The zstandard (zstd) files are not yet supported as direct inputs for the pipeline.

description

type

address

Full GenBank data

metadata

https://data.nextstrain.org/files/ncov/open/metadata.tsv.gz

sequences

https://data.nextstrain.org/files/ncov/open/sequences.fasta.xz

aligned

https://data.nextstrain.org/files/ncov/open/aligned.fasta.xz

metadata (zstd)

https://data.nextstrain.org/files/ncov/open/global/metadata.tsv.zst

sequences (zstd)

https://data.nextstrain.org/files/ncov/open/global/sequences.fasta.zst

aligned (zstd)

https://data.nextstrain.org/files/ncov/open/global/aligned.fasta.zst

Global sample

metadata

https://data.nextstrain.org/files/ncov/open/global/metadata.tsv.xz

sequences

https://data.nextstrain.org/files/ncov/open/global/sequences.fasta.xz

aligned

https://data.nextstrain.org/files/ncov/open/global/aligned.fasta.xz

auspice

https://nextstrain.org/ncov/open/global

Africa sample

metadata

https://data.nextstrain.org/files/ncov/open/africa/metadata.tsv.xz

sequences

https://data.nextstrain.org/files/ncov/open/africa/sequences.fasta.xz

aligned

https://data.nextstrain.org/files/ncov/open/africa/aligned.fasta.xz

auspice

https://nextstrain.org/ncov/open/africa

Asia sample

metadata

https://data.nextstrain.org/files/ncov/open/asia/metadata.tsv.xz

sequences

https://data.nextstrain.org/files/ncov/open/asia/sequences.fasta.xz

aligned

https://data.nextstrain.org/files/ncov/open/asia/aligned.fasta.xz

auspice

https://nextstrain.org/ncov/open/asia

Europe sample

metadata

https://data.nextstrain.org/files/ncov/open/europe/metadata.tsv.xz

sequences

https://data.nextstrain.org/files/ncov/open/europe/sequences.fasta.xz

aligned

https://data.nextstrain.org/files/ncov/open/europe/aligned.fasta.xz

auspice

https://nextstrain.org/ncov/open/europe

North America sample

metadata

https://data.nextstrain.org/files/ncov/open/north-america/metadata.tsv.xz

sequences

https://data.nextstrain.org/files/ncov/open/north-america/sequences.fasta.xz

aligned

https://data.nextstrain.org/files/ncov/open/north-america/aligned.fasta.xz

auspice

https://nextstrain.org/ncov/open/north-america

Oceania sample

metadata

https://data.nextstrain.org/files/ncov/open/oceania/metadata.tsv.xz

sequences

https://data.nextstrain.org/files/ncov/open/oceania/sequences.fasta.xz

aligned

https://data.nextstrain.org/files/ncov/open/oceania/aligned.fasta.xz

auspice

https://nextstrain.org/ncov/open/oceania

South America sample

metadata

https://data.nextstrain.org/files/ncov/open/south-america/metadata.tsv.xz

sequences

https://data.nextstrain.org/files/ncov/open/south-america/sequences.fasta.xz

aligned

https://data.nextstrain.org/files/ncov/open/south-america/aligned.fasta.xz

auspice

https://nextstrain.org/ncov/open/south-america


Starting your build from these intermediates

Each workflow defines one or more inputs in the workflow config file.

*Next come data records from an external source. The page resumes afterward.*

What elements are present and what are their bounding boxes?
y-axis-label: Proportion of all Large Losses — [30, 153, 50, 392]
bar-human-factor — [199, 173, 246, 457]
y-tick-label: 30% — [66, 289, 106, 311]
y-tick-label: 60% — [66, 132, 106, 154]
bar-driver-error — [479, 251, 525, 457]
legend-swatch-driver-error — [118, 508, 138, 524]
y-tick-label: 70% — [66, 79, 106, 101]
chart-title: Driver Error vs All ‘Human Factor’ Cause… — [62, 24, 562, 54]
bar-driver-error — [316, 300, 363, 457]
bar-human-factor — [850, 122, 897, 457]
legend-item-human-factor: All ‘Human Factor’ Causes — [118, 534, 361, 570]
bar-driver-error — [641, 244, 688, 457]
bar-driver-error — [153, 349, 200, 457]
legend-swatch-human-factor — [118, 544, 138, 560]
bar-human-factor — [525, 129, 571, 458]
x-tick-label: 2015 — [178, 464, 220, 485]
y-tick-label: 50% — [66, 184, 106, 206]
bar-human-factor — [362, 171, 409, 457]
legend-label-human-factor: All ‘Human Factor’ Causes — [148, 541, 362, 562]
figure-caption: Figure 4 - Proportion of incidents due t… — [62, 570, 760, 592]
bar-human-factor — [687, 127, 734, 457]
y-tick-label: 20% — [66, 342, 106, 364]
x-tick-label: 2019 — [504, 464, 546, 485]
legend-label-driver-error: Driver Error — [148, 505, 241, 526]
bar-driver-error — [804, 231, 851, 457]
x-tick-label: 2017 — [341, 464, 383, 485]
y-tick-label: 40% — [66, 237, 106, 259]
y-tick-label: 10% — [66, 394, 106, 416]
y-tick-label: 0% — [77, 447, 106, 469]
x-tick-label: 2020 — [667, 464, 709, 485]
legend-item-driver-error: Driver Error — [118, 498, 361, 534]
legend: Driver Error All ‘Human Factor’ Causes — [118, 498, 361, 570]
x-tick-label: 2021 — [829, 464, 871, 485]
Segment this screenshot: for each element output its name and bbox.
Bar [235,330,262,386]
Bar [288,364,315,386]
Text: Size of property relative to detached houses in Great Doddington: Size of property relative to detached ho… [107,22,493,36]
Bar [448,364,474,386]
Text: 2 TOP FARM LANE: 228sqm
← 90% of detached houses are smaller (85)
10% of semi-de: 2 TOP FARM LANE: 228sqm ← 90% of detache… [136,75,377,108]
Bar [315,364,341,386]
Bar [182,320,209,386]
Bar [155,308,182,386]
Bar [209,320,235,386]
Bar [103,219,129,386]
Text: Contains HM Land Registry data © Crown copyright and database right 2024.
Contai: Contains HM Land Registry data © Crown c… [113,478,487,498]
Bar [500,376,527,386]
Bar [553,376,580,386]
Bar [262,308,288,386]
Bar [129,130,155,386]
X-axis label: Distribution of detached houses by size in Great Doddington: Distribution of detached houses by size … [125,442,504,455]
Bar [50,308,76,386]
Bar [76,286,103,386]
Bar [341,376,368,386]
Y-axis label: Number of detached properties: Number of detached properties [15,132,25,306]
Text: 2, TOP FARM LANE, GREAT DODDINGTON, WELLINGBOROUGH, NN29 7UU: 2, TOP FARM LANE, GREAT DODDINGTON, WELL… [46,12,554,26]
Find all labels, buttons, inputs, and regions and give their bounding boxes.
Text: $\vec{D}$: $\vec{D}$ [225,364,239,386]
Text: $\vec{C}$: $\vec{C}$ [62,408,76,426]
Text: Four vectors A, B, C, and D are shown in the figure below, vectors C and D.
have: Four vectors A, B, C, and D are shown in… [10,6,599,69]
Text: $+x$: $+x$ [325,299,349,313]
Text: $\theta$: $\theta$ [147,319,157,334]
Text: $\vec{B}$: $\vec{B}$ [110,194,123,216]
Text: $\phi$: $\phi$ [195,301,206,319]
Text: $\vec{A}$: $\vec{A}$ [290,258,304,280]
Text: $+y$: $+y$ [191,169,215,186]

In the simplest form, an input specifies a local path to some metadata and sequences, like so:

inputs:
  - name: example-data
    metadata: data/example_metadata.tsv
    sequences: data/example_sequences.fasta

Using the above table, we can easily modify this to create a build which uses the global subsample of GenBank data:

inputs:
  - name: global-representative-genbank-sample
    metadata: https://data.nextstrain.org/files/ncov/open/global/metadata.tsv.gz
    sequences: https://data.nextstrain.org/files/ncov/open/global/sequences.fasta.gz

To avoid unnecessarily aligning these sequences, we can instead start from the aligned sequences, like so:

inputs:
  - name: global-representative-genbank-sample
    metadata: https://data.nextstrain.org/files/ncov/open/global/metadata.tsv.gz
    aligned: https://data.nextstrain.org/files/ncov/open/global/aligned.fasta.gz

The following starting points are available:

  • replace sequences with aligned (skips alignment)

Compressed vs uncompressed starting points

The workflow supports compressed metadata and sequences for any input stage. Files may be compressed using xz (.xz) or gzip (.gz) compression.